My first article was submitted to the editors of Lawn & Landscape magazine 10 years ago this month. Because of this anniversary, I thought a little looking back and then forward was in order.
The occasion also seemed appropriate for introducing my new book, “Benchmarks for Landscape Construction Professionals,” the first of a five-book series for green industry construction, maintenance, irrigation, chemical applicator and arboriculture professionals. I’ve dedicated this series to the late Charles Vander Kooi.
One reason why I am so excited about this new book project is that virtually all of my new clients have one primary question in common: “How does my company compare to other companies in the green industry?” Hopefully, this book, and the four to follow, will help answer this question.
It was the summer of 1987, mid-June to be exact, and I vividly remember my first consulting “gig” working with Charles Vander Kooi and Associates. The company that I consulted with was a small landscape installation one located in Youngstown, Ohio.
I worked with this company for the better part of a week putting together their annual budget, calculating labor burdens, general and administrative overhead percentages, cost per hour rates for all of their equipment, break-even points, labor rates for their crews, etc.
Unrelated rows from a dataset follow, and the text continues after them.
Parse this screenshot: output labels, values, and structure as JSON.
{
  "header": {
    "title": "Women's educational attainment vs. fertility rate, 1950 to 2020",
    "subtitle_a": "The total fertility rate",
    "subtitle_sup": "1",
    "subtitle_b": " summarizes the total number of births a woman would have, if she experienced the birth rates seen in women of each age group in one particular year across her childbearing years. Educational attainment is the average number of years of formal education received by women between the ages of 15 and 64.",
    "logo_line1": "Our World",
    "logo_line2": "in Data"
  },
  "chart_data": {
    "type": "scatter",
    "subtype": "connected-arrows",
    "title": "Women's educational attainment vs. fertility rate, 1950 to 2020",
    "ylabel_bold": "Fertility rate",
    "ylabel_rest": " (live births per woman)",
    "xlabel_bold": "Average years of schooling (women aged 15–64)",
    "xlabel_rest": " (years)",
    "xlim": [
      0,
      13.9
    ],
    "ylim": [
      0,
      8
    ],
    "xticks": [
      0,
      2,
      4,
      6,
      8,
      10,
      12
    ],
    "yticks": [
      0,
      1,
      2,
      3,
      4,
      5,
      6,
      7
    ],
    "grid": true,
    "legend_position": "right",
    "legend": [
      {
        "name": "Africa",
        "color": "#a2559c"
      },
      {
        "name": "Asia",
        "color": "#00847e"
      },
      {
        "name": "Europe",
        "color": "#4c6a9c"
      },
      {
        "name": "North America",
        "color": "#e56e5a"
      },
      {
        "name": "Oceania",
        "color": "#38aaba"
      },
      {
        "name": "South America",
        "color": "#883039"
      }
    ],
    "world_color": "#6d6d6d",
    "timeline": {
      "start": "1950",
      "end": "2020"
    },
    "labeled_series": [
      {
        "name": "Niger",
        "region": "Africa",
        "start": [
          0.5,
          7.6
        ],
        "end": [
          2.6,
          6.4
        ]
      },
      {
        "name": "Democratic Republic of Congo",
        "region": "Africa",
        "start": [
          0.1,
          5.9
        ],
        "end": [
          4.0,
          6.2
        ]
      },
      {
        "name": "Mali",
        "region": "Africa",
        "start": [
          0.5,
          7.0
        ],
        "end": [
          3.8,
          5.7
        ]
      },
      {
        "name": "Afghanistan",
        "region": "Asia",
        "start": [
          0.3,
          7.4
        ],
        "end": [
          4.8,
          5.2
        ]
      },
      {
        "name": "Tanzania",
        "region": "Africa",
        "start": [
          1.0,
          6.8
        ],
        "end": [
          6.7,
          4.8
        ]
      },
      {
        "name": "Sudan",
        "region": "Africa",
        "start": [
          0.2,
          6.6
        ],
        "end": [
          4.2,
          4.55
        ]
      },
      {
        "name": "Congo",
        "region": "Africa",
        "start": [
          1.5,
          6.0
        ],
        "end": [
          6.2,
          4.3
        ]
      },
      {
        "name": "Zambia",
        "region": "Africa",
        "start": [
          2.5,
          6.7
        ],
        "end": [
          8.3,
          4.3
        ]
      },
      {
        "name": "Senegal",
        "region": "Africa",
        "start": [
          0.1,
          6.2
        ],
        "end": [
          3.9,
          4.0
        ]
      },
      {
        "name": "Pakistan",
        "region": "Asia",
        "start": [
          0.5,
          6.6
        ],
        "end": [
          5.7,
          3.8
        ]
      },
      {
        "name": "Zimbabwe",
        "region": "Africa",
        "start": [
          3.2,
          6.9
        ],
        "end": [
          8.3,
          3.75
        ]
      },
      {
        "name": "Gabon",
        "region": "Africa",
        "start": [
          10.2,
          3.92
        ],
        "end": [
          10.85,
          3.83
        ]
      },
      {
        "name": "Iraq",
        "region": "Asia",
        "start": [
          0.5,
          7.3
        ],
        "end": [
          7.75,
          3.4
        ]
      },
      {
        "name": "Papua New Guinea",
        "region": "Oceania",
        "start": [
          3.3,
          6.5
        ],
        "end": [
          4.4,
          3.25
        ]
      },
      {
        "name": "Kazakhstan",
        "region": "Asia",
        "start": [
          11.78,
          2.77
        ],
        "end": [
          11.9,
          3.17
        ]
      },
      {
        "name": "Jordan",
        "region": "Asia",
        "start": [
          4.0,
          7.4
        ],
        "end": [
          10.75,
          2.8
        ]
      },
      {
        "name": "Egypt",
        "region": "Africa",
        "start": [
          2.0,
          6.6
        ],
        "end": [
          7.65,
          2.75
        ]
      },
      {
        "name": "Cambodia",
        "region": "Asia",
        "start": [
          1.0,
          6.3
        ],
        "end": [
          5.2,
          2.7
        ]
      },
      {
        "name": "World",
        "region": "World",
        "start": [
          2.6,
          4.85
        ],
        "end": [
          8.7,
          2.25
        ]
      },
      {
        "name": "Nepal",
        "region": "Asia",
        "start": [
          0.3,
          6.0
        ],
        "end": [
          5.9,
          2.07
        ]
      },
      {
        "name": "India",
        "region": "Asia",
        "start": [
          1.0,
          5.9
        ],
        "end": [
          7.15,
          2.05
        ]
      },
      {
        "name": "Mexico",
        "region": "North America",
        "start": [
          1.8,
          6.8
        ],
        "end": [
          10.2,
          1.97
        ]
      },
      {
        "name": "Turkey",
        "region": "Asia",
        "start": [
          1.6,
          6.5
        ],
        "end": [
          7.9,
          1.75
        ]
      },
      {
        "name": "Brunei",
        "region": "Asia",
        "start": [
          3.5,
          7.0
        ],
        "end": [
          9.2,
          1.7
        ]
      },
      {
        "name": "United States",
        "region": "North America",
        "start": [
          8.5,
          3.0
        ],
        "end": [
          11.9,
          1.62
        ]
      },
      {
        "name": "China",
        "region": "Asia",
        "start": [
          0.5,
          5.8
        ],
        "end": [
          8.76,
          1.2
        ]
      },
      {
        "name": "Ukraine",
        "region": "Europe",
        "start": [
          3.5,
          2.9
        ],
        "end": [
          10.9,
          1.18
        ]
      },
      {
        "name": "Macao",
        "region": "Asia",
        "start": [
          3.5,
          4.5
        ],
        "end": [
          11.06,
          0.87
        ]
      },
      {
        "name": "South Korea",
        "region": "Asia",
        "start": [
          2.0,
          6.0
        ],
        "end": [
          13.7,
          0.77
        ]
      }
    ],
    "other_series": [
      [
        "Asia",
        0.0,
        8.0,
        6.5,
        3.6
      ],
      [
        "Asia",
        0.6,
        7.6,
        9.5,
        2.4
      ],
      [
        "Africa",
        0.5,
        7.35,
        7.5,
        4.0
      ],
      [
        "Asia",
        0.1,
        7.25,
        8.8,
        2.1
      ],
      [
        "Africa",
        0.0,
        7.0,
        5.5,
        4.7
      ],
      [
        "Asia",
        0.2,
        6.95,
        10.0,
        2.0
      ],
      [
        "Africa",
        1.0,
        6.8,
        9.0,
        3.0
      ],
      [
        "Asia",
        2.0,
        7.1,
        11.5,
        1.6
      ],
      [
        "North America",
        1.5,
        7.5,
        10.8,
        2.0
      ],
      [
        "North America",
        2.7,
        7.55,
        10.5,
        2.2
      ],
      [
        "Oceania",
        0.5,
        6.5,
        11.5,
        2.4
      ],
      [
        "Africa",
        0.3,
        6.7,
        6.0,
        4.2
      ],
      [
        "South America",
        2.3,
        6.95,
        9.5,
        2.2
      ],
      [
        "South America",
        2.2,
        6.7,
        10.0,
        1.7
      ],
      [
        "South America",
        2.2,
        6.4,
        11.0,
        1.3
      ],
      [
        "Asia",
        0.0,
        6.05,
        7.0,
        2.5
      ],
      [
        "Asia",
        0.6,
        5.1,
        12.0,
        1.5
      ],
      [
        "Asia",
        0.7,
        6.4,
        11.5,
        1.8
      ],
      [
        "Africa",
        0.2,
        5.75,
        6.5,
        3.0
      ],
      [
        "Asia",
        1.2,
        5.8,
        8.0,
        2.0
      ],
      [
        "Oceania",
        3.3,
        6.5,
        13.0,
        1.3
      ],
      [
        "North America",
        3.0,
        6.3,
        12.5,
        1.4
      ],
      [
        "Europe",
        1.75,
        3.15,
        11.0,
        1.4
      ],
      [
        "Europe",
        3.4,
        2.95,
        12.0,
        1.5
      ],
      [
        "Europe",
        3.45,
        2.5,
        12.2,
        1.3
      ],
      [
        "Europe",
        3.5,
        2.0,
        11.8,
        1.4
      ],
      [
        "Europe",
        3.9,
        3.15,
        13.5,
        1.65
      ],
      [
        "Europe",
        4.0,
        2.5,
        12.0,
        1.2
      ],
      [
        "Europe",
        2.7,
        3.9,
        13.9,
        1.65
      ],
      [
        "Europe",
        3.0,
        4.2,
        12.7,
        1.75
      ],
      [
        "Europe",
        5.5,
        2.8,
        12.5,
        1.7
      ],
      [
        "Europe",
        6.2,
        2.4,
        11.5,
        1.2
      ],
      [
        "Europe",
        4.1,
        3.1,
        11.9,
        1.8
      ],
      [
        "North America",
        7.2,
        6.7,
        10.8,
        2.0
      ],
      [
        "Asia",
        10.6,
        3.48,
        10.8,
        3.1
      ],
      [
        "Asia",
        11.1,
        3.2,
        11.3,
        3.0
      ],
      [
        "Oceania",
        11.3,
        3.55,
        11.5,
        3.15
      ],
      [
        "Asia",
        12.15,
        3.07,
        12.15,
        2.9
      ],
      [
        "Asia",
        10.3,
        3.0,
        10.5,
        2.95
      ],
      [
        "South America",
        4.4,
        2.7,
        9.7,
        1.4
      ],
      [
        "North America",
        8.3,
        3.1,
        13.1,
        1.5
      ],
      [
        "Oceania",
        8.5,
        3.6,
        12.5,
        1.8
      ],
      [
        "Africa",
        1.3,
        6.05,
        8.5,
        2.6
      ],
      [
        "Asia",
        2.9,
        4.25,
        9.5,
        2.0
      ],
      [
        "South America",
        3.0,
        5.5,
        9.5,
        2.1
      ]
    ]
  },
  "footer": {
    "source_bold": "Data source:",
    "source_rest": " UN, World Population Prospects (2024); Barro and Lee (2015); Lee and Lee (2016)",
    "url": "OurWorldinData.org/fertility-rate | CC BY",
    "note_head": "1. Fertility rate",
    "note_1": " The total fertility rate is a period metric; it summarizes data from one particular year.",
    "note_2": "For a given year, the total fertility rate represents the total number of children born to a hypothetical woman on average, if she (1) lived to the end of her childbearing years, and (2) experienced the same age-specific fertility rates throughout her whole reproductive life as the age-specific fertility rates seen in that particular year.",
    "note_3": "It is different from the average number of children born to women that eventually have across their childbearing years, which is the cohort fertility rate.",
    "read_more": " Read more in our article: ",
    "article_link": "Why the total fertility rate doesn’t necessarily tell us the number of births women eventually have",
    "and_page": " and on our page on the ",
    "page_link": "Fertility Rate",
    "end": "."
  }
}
All of this I did with paper and pencil. It was a painful experience. No sooner would I calculate a labor rate when someone would come up with a different scenario that changed all of the calculations. Fortunately, I had lots of erasers.
I realized no one was talking about benchmarks for the green industry.
This consulting experience went very well. However, it was very painful and slow. There simply was no way I would continue to do this kind of work without the aid of a spreadsheet program. Lotus 1-2-3 had been released in 1983 and it changed everything.
So I took some Lotus 1-2-3 classes and, for the remainder of 1987, I applied it to Vander Kooi’s estimating methodology. I’d put together my spreadsheets and Chuck and I would go over and fine tune them.
Meanwhile, Chuck and his computer programmer were busy putting the finishing touches on an estimating software program written in Lotus 1-2-3.
Once these Lotus 1-2-3 worksheets were developed and put into place, they not only saved me a lot of time (I could do in half a day what took me days with paper, pencils and lots of erasers) but they also helped me to identify patterns and trends in all of the data. Gross profit margins, net profit margins, gross and net profits per man-hour, etc., began to surface.
With a couple of keystrokes, I could create a formula that would calculate a new ratio from all of the data. Drawing on my MBA background in finance, I began to mold all of this data into legitimate and useful business information that landscape contractors could use to run their daily operations. Landscape benchmarks for all aspects of green industry operations (construction, fine gardening, tree care, etc.) were born.
While writing my second green industry estimating book in 2002, “How to Price Landscape & Irrigation Projects,” I realized no one was talking about benchmarks for the green industry. So, I decided to include a chapter and appendix in it with hundreds of benchmarks for all aspects of the industry.
Not too many years later, the people at Lawn & Landscape magazine asked me to write a monthly column for them. Shortly after that, the team at Lawn & Landscape asked me to work with Kristen Hampshire on their annual benchmarking issue. I’ve been assisting Kristen with this issue now for almost 10 years.
About one year ago, I realized the green industry lacked a book – or a series of books – specifically addressing green industry benchmarks, standards, and critical numbers.
They needed to take into account not just production rates but also financial, estimating, organizational, marketing and personal standards that covered individual companies, the green industry and individuals. Hence, this series was born.